Grace Kim, an architect from Seattle, who is a member of a developing cohousing group and also an active member of the US Cohousing Network, gave a group of cohousers in London the benefit of her research on European Common Houses on 20 June. Grace is in the UK to contribute to a research seminar at Lancaster organised by the UK Cohousing Network. She agreed to a London version geared particularly to the space limitations of urban living.
As might be expected, Grace’s input was heavily visual and we viewed many significant features from the 22 Danish cohousing communities she has visited, while she drew our attention to the ‘Pattern language’ they expressed. Her starting point was that the Common House is the nexus of cohousing – so important that it should stand out like a town hall and be visible from every home and should be on a ground floor, a funnel for everyday interaction and communications.

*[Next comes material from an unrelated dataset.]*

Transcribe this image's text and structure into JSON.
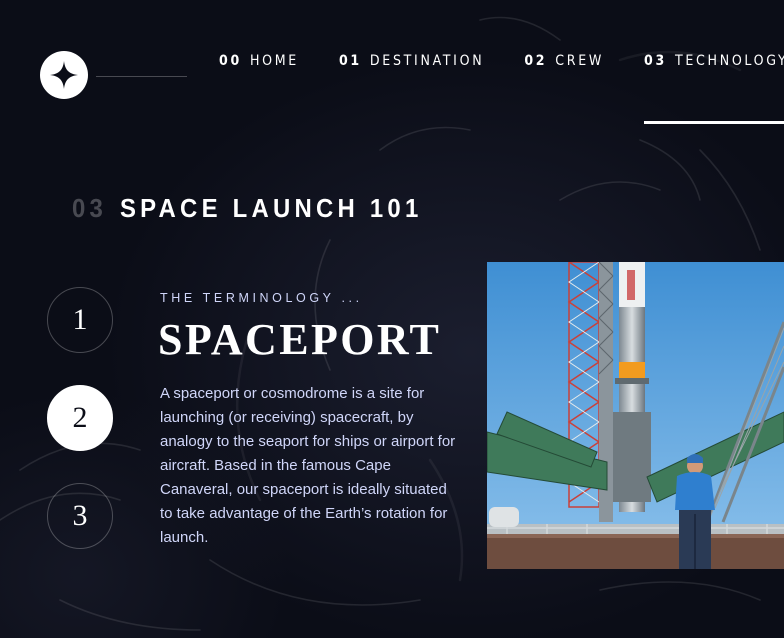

Given the centrality of the common meal to cohousing (most groups eat together from 2 or 3 times a week to every day), Grace stressed the importance of ‘the eating atmosphere’. The Common House ‘should be designed primarily for eating, and other uses are secondary’. The Common House kitchen needs to be planned in work-zones and equipped for heavy usage, with neat bins on wheels for heavy things like plates. Seating capacity should be planned for 60% of the group at the same time; furnishing should avoid ‘member donations’ and a mishmash of different styles; ugly stacked seating should be stored away and tables should be sized around what is a conversational group of no more than 6-8 people. We had some discussion about the importance assigned to spending money on quality of design in Denmark in contrast to the USA. She placed much emphasis on natural light and lighting hung low over tables to create the intimacy of ‘a room within a room’ and also reduce noise. With long flexes, it can be hooked up for other activities.

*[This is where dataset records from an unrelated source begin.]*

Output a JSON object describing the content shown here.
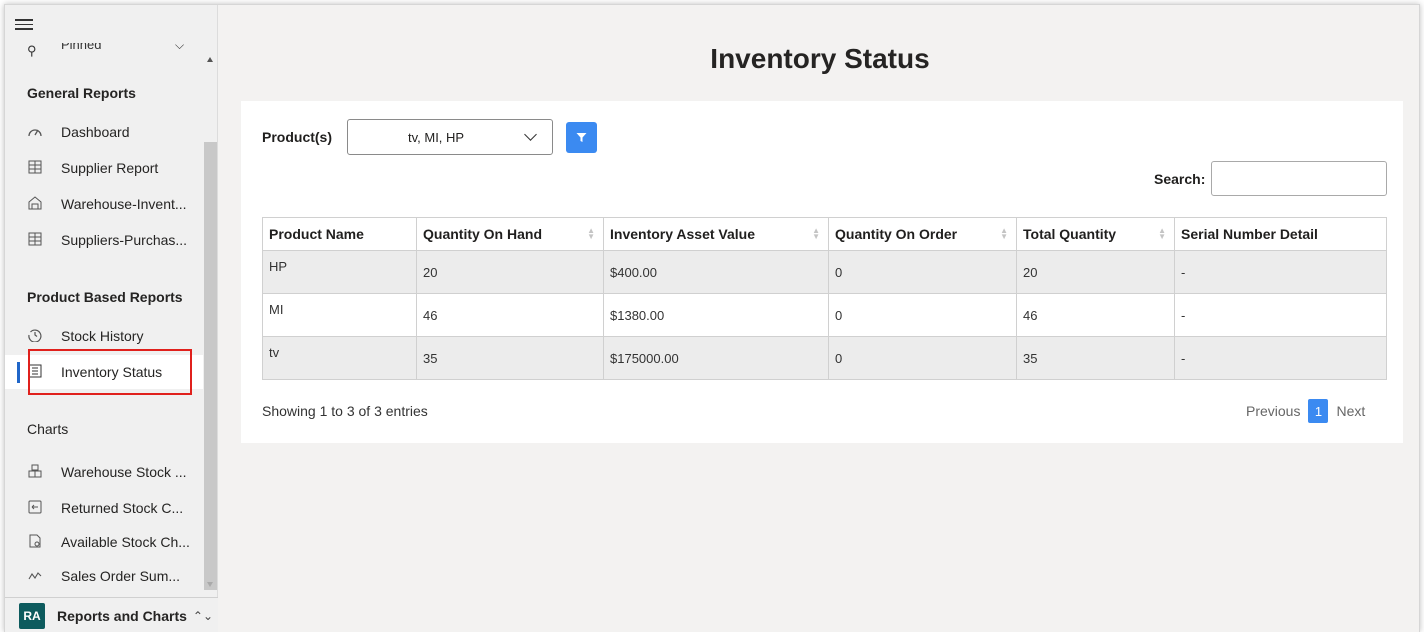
{
  "sidebar": {
    "pinned_label": "Pinned",
    "sections": [
      {
        "title": "General Reports",
        "items": [
          {
            "label": "Dashboard",
            "icon": "gauge-icon"
          },
          {
            "label": "Supplier Report",
            "icon": "grid-table-icon"
          },
          {
            "label": "Warehouse-Invent...",
            "icon": "warehouse-icon"
          },
          {
            "label": "Suppliers-Purchas...",
            "icon": "grid-table-icon"
          }
        ]
      },
      {
        "title": "Product Based Reports",
        "items": [
          {
            "label": "Stock History",
            "icon": "history-icon"
          },
          {
            "label": "Inventory Status",
            "icon": "report-list-icon",
            "active": true
          }
        ]
      },
      {
        "title": "Charts",
        "items": [
          {
            "label": "Warehouse Stock ...",
            "icon": "boxes-icon"
          },
          {
            "label": "Returned Stock C...",
            "icon": "return-box-icon"
          },
          {
            "label": "Available Stock Ch...",
            "icon": "document-chart-icon"
          },
          {
            "label": "Sales Order Sum...",
            "icon": "line-chart-icon"
          }
        ]
      }
    ],
    "footer": {
      "avatar": "RA",
      "app_name": "Reports and Charts"
    }
  },
  "main": {
    "title": "Inventory Status",
    "filter": {
      "label": "Product(s)",
      "value": "tv, MI, HP"
    },
    "search": {
      "label": "Search:",
      "value": ""
    },
    "table": {
      "headers": [
        "Product Name",
        "Quantity On Hand",
        "Inventory Asset Value",
        "Quantity On Order",
        "Total Quantity",
        "Serial Number Detail"
      ],
      "rows": [
        [
          "HP",
          "20",
          "$400.00",
          "0",
          "20",
          "-"
        ],
        [
          "MI",
          "46",
          "$1380.00",
          "0",
          "46",
          "-"
        ],
        [
          "tv",
          "35",
          "$175000.00",
          "0",
          "35",
          "-"
        ]
      ]
    },
    "info": "Showing 1 to 3 of 3 entries",
    "pager": {
      "previous": "Previous",
      "current": "1",
      "next": "Next"
    }
  },
  "colors": {
    "accent": "#3b8af1",
    "active_bar": "#2066c9",
    "highlight": "#e0201c",
    "avatar_bg": "#0d5b5e"
  }
}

Cosy nooks and alcoves are a feature of much Danish cohousing and we saw examples of ingenious use of space, creating little meeting, reading, jigsaw-playing places. Acoustics are very important but often overlooked – and retrofit acoustic provision is often unsatisfactory. Grace would recommend getting the services of an acoustic engineer ideally. Sloping ceilings and different ceiling heights offer hierarchies of space and better acoustic possibilities; cladding or baffling with Tectum material or E-Coustic felted squares can often be applied quite artistically. ‘Don’t paint over the acoustic material or it will be rendered ineffective’.
‘Design decisions’, said Grace, ‘are not possible via consensus’. Reconciling subjective views in endless meetings can be avoided by ‘empowering small teams to make the decisions’. Those unhappy with the decisions can meet the team and suggest alternatives, but the ‘greater good’ should prevail.
The session ended with an account of Grace’s own group of around 9 families in downtown Seattle – a scheme where they are trying to limit cost-inflation and profit so as to achieve diversity of income. They are also planning a ‘roof top farm’ to teach their children where food comes from, to demonstrate that urban roof tops can contribute to urban agriculture, to add to the pollen-pathways for bees and to be a catalyst for a neighbourhood local food network.